Medlev called for enhanced international cooperation and adherence to international humanitarian law in supporting refugees, underscoring the need for long-term solutions to the ongoing crisis.

He also spoke of Oxfam’s initiatives in Jordan, such as the Waste to Positive Energy project in partnership with the Federal Ministry of Economic Cooperation and Development, and the EU, and executed with the German Corporation for International Cooperation. The project focuses on waste management and recycling in Zaatari Camp and Mafraq Governorate, processing about 30 tonnes of waste per day.
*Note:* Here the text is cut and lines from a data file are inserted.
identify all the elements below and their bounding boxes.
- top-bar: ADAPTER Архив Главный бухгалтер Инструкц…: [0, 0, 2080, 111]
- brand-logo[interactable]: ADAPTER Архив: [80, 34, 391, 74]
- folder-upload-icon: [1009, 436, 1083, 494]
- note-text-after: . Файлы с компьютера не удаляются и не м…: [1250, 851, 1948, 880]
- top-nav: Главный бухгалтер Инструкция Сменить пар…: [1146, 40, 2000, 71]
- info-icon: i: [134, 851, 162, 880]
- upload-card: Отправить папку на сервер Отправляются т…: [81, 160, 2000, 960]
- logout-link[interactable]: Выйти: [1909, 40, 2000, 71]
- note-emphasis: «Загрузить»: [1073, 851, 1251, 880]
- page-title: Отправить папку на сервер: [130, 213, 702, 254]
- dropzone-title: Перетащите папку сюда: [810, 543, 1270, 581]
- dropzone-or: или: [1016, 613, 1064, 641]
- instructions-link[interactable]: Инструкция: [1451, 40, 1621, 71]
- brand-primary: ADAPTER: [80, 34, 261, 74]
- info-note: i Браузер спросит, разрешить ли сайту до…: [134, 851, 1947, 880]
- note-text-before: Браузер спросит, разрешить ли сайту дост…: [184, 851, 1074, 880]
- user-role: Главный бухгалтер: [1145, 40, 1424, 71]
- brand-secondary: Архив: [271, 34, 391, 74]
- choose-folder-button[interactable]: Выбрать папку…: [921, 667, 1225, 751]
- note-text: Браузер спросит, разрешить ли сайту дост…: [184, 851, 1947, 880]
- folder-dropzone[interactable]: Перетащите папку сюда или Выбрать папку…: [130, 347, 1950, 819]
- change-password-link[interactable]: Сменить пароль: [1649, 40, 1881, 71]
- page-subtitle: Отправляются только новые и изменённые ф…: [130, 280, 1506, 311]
Medlev also pointed out Oxfam’s efforts in promoting economic and climate justice through grants aimed at empowering local projects led by women and youngsters. These grants help enhance project efficiency, ensure sustainability, and connect beneficiaries with supportive institutions.

He outlined Oxfam’s five-year strategy in Jordan, which focuses on gender justice, climate justice, and economic justice, and aims to bolster the country’s preparedness for disasters, enhance employment opportunities, and provide humanitarian support for refugees.

Jordan’s King Abdullah II told the UN General Assembly in September that the world must not abandon Palestinian refugees to the forces of despair.